Deal activity has been particularly fierce in the health care sector, which saw year-on-year deal value growth at 102%, from $214 billion to $432 billion, partly motivated by consolidations to build out product portfolios. Consumer and retail saw year-on-year growth of 53%, up from $251 billion to $385 billion, focused on smaller deals to boost capabilities in niche products and digital and e-commerce. The high technology sector saw growth of 41% in deal value, based primarily on non-tech companies seeking to expand their product portfolios through acquisitions, as well as technology companies expanding their offerings towards integrated systems. Financial services and real estate saw the highest value in deals in 2015 in absolute terms, at $514 billion.
While last year was almost a record setter, this year started on a more subdued note. Deal value fell by 27% year-on-year for the first half of the year, from more than $1.5 trillion to around $1.1 trillion, while deal volume dipped slightly to just off 15,000 M&A transactions. The analysis finds, however, that current deal activity, while lower than last year, remains in line with the ten year historical average deal value.
According to the consultancy firm, a number of factors are bearing on the market. Political uncertainties (including in Europe following the Brexit vote) and the upcoming US Presidential elections; higher economic volatility in the equity markets, adding uncertainty to IPOs and share deals; and changes to regulations to thwart “inversion” taxation deals.
The firm notes that geopolitical events remain a wildcard for deal activity this year, but that many of the conditions that saw the market boom last year remain in place: low GDP growth, cheap money, available dry powder, and the need for growth among companies, global investors and for returns among private equity (PE) players.
The dry powder built up by PE firms, following their exit from a large number of portfolio companies last year, has resulted in a large war chest of $479 billion. Another area which is set to continue driving M&A activity going forward, is shareholders demanding strategic M&A for corporates. Growth focus from investors last year was recorded to be shifting from organic investment led growth towards pursuing strategic M&A.

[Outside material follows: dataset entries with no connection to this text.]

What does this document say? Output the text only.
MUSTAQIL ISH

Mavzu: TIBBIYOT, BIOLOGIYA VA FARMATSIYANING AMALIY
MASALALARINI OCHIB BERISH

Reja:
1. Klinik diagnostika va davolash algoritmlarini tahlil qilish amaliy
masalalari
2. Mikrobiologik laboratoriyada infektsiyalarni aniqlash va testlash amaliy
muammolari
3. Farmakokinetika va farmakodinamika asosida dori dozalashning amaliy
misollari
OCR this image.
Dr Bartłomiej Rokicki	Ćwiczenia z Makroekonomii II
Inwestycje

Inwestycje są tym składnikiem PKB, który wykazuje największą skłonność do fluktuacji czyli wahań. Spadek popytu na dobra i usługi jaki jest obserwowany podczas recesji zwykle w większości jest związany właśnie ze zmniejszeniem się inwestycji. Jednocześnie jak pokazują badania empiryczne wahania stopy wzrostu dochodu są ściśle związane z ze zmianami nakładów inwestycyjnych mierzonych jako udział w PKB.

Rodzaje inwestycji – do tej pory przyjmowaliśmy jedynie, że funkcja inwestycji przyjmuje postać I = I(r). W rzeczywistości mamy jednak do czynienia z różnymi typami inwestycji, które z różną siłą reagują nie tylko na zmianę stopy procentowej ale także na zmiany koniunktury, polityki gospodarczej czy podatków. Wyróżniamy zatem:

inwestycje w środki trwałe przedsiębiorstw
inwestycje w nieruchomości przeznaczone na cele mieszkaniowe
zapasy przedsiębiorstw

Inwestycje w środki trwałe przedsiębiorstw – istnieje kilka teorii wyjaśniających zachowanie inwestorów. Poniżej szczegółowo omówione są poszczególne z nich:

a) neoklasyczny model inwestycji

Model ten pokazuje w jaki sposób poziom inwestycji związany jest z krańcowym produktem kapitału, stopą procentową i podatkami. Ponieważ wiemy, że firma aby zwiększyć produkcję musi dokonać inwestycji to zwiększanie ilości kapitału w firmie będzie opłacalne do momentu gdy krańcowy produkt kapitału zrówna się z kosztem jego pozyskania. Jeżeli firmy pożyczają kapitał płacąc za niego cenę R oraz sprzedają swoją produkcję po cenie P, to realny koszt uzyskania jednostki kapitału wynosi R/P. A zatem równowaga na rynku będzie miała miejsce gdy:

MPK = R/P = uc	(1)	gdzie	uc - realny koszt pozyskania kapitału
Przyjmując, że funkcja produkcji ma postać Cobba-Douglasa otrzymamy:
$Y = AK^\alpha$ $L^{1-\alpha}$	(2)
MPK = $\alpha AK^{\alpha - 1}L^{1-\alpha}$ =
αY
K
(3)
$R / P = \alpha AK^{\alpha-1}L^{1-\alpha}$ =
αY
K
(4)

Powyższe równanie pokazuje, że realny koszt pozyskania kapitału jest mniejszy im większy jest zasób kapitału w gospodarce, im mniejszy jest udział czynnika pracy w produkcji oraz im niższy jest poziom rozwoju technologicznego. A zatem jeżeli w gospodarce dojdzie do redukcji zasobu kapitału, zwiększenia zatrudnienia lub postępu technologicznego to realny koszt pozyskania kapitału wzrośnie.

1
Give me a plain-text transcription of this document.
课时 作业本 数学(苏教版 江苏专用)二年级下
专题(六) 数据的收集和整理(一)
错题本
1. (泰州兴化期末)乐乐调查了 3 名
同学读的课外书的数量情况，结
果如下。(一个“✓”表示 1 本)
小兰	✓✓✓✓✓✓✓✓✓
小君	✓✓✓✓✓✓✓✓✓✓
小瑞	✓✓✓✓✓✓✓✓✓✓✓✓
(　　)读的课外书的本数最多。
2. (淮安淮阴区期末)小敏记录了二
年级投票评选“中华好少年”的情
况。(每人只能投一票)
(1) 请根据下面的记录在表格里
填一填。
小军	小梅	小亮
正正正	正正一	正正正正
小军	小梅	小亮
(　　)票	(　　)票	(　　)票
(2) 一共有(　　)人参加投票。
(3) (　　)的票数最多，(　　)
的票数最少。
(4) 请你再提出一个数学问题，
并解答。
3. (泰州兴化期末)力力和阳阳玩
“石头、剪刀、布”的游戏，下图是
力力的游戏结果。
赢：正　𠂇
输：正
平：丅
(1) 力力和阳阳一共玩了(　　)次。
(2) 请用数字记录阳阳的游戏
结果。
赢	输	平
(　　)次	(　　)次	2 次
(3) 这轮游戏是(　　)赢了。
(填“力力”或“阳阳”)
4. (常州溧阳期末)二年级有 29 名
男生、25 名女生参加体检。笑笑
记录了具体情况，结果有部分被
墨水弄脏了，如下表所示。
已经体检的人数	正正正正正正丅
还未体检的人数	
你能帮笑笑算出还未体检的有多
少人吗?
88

Given the high level of M&A activity over the past year, BCG's authors pose questions about whether the current market activity is sufficiently similar to historical trends that highlight a pattern of a bubble forming. The records of 1999 and 2007 were followed relatively shortly after by considerable crashes. There are similarities between current conditions then and today – global M&A value as a share of GDP is running relatively high, yet, according to the firm, “The jury is still out on whether there are similarities to previous M&A market collapses.”